I percorsi assistenziali

Quali sono i compiti di un Presidio per le Anemie ereditarie –gruppo del quale fa parte l’Anemia a cellule falciformi? “Deve garantire al paziente – dice Daina – un completo percorso assistenziale, dal momento del sospetto diagnostico, fino alla eventuale conferma e alla impostazione dei controlli periodici e delle opportune terapie”. Un’organizzazione che permette anche l’evoluzione della conoscenza e delle terapie. “È importante ricordare come la definizione della Rete malattie rare avvenga mediante un processo dinamico, basato sul possesso e la verifica di una serie di requisiti: nel tempo i Presidi possono presentare la candidatura per nuove malattie, così come è facoltà della DG Welfare rivedere le attribuzioni, anche revocandole” dice la dottoressa dell’Istituto Mario Negri.

“Approccio multidisciplinare”

Una struttura in rete che permette la presa in carico rapida ed efficace. “Anche il personale infermieristico svolge un importante ruolo nella presa in carico di questi pazienti” dice la professoressa Maria Domenica Cappellini.
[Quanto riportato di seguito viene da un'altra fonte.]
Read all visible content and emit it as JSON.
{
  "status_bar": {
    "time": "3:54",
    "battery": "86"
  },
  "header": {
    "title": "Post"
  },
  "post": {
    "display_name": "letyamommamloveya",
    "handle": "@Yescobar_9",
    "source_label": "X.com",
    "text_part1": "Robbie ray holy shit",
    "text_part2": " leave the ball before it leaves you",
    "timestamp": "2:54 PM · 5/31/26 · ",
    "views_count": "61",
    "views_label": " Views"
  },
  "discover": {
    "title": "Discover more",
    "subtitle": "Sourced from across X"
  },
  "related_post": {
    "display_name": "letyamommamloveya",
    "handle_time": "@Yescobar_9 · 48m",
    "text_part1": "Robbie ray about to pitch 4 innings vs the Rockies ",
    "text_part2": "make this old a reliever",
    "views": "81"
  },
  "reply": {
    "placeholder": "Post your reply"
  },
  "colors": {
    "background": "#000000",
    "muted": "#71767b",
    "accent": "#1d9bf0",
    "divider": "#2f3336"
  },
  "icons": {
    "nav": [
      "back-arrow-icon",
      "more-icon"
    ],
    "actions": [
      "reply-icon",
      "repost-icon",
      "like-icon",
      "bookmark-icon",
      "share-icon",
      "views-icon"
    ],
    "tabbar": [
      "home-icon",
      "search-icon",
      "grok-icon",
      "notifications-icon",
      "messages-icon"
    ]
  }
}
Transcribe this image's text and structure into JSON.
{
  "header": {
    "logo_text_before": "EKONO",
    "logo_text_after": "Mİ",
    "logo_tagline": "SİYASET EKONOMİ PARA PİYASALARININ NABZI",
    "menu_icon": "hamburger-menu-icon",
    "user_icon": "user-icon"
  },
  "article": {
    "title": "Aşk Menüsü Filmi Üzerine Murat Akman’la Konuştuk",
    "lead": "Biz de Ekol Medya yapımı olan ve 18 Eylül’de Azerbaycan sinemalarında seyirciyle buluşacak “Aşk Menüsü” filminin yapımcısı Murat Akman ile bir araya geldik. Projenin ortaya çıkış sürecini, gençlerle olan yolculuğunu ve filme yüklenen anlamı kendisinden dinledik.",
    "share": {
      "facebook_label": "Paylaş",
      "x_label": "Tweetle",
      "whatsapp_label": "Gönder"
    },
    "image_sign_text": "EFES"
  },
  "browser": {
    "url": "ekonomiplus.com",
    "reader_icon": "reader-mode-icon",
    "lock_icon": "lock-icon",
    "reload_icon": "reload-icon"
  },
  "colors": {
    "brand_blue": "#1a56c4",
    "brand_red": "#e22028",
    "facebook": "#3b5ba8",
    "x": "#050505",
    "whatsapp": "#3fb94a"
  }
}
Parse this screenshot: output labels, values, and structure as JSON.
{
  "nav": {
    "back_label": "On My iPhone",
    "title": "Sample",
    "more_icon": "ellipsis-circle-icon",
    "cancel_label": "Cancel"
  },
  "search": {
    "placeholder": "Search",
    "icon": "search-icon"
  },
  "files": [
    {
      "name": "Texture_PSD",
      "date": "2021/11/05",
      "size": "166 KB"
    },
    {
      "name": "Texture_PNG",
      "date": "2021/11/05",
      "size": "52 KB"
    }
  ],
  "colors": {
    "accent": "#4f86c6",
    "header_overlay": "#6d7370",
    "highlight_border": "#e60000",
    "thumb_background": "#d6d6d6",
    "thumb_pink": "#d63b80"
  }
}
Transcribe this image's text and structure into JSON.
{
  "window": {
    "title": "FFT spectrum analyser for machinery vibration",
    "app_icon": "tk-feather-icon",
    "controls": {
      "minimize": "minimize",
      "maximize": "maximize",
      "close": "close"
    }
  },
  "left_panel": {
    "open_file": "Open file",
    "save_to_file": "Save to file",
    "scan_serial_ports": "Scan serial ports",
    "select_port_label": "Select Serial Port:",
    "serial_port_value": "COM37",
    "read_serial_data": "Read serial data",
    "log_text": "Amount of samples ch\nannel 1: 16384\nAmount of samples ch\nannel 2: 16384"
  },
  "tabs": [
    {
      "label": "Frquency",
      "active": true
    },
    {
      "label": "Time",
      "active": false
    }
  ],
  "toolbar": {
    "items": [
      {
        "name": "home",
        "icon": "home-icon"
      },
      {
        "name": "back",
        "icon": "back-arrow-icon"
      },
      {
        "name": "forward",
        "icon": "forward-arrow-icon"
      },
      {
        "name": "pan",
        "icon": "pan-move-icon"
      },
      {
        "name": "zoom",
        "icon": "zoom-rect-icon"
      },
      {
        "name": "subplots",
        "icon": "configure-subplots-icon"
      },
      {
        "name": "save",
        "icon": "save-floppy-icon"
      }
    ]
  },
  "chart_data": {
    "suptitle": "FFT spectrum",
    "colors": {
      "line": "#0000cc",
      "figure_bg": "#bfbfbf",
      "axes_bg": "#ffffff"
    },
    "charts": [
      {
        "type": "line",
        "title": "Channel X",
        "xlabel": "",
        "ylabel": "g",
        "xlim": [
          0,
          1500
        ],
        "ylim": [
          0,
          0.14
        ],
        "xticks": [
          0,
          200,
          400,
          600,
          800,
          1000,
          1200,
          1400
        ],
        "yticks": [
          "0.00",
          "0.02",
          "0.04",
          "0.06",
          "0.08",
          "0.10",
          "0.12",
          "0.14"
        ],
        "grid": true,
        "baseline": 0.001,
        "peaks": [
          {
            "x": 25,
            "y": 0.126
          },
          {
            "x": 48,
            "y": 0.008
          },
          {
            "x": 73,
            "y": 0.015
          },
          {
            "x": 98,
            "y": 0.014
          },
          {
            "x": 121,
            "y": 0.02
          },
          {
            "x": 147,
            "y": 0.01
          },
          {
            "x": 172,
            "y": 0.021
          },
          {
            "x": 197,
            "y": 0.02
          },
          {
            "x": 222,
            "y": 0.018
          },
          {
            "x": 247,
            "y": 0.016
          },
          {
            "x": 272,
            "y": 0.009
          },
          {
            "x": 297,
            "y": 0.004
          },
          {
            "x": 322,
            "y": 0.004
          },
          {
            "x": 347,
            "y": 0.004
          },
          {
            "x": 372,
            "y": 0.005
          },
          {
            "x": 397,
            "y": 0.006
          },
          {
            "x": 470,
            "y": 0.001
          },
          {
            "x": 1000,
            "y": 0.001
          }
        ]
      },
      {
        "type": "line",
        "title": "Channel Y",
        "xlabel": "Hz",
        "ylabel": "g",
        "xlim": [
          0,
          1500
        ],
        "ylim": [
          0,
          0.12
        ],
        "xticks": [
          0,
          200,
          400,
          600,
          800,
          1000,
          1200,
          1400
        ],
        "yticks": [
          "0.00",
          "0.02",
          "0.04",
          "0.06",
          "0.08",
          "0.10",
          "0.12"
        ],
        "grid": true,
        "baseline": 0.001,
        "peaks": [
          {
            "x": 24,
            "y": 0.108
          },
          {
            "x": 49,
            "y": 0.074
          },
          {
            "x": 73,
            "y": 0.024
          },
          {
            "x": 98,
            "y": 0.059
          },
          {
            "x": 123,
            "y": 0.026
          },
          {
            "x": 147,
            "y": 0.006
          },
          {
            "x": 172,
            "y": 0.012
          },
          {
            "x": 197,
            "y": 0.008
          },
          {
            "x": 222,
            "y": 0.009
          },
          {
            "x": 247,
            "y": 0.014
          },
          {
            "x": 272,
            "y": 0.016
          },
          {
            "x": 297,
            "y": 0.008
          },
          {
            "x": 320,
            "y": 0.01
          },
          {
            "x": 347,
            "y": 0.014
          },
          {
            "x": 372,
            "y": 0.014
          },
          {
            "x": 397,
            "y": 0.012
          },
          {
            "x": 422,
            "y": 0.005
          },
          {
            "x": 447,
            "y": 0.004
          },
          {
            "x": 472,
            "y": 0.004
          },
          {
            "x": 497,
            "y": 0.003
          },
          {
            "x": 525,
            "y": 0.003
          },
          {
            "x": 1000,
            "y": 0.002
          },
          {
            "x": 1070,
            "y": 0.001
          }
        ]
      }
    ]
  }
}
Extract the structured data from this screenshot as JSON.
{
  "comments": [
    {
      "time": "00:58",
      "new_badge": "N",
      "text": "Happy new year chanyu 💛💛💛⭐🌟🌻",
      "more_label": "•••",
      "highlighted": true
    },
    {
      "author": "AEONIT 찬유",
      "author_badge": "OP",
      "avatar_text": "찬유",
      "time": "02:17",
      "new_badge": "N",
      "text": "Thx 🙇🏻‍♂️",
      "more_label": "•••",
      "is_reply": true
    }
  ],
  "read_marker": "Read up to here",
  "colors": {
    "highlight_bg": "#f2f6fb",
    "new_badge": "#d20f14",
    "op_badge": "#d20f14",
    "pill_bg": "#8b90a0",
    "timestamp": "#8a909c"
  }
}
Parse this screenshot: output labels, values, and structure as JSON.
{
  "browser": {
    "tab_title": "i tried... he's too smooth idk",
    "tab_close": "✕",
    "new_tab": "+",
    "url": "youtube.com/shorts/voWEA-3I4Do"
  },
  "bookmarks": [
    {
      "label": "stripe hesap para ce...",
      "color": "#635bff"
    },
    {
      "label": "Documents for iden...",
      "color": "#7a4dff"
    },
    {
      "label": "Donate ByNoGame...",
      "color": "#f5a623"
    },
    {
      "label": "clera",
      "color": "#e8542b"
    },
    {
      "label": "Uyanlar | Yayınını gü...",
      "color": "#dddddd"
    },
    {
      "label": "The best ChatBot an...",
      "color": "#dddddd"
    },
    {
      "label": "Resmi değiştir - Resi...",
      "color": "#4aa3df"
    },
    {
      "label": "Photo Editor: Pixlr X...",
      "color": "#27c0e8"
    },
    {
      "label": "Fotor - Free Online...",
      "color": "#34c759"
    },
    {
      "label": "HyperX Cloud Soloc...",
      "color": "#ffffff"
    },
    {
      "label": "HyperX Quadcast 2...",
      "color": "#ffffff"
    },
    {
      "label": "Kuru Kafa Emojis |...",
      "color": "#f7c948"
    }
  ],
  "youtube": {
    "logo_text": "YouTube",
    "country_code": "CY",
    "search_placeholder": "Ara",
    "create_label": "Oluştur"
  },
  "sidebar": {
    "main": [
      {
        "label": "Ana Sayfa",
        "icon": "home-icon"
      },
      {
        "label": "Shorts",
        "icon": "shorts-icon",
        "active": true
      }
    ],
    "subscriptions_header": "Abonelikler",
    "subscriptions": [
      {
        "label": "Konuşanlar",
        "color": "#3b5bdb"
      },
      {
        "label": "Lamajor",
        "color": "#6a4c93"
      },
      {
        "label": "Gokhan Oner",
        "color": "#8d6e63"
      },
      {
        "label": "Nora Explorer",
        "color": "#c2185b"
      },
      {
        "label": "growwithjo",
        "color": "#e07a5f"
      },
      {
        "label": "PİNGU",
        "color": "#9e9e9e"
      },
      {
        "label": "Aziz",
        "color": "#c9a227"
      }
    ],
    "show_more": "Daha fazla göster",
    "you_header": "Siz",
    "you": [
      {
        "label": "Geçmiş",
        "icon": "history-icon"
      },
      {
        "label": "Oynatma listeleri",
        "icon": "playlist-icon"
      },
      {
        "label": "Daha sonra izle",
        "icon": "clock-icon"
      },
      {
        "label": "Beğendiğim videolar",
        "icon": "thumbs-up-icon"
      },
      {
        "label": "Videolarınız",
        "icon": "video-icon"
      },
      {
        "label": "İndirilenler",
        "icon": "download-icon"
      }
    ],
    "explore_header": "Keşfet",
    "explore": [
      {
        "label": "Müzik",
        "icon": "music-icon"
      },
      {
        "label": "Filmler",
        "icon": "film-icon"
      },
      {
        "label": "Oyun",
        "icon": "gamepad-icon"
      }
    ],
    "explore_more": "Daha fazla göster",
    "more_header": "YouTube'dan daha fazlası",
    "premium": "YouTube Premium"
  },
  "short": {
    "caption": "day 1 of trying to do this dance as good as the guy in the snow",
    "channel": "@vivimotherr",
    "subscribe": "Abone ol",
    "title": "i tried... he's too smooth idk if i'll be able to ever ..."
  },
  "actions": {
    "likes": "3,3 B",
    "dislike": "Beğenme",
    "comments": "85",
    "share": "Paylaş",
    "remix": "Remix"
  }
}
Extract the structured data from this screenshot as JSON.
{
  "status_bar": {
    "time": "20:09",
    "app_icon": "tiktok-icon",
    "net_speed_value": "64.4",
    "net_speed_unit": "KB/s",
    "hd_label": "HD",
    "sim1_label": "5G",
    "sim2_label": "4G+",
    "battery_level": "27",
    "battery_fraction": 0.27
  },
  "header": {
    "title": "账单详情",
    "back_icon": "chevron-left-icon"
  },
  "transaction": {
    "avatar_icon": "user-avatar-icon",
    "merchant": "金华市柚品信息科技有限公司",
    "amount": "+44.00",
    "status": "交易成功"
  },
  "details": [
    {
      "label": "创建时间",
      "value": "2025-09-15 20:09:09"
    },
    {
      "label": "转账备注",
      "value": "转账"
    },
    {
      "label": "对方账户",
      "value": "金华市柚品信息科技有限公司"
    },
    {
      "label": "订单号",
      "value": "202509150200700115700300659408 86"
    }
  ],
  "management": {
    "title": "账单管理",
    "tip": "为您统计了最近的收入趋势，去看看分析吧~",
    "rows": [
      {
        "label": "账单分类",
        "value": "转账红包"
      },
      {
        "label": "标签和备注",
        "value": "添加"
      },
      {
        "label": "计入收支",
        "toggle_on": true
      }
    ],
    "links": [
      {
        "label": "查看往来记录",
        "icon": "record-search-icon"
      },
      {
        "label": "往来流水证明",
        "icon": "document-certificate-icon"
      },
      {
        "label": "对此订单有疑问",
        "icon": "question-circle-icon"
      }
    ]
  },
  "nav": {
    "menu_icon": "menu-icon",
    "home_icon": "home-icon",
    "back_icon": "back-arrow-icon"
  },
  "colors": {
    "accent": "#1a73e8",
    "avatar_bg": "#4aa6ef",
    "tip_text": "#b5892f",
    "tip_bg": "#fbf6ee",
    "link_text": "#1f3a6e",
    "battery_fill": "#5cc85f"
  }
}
Sottolineando però come sia fondamentale “l’approccio multidisciplinare”. “È essenziale – spiega Cappellini a True Pharma – perché si tratta di una malattia che può coinvolgere diversi organi oltre agli aspetti ematologici, con manifestazioni che possono portare ad insufficienza d’organo come l’insufficienza epatica, insufficienza respiratoria, complicanze durante la gravidanza”. Fondamentale diventa quindi “la presa in carico del paziente con un regolare follow up presso un centro esperto di riferimento in cui sia presente un team multidisciplinare che condivida le opzioni terapeutiche e gli interventi necessari in caso di eventi acuti” ma “è importante anche la presenza di una figura che possa supportare i pazienti dal punto di vista psicologico”.

Le terapie

Quali terapie esistono oggi per l’anemia falciforme? “Grazie alla migliore comprensione dei meccanismi fisiopatologici delle crisi falcemiche – chiude Cappellini – oggi sono allo studio numerose nuove strategie terapeutiche che possono essere sintetizzate in tre diverse categorie”. La prima? “Molecole che agiscono sulla deidratazione cellulare e sul sickling (trasportatori di membrana, induttori di HbF agenti anti sickling)”. Secondo? “Molecole che agiscono sulla vasculopatia e sull’adesione all’endotelio” e infine “molecole antiossidanti. Alcune sono già clinica come il Crizalizumab che si è dimostrato efficace nel ridurre il numero di crisi occlusive legandosi alla P-selectina, una proteina di adesione cellulare” mentre “un’altra molecola è il Voxelotor che inibisce la polimerizzazione della HbS”.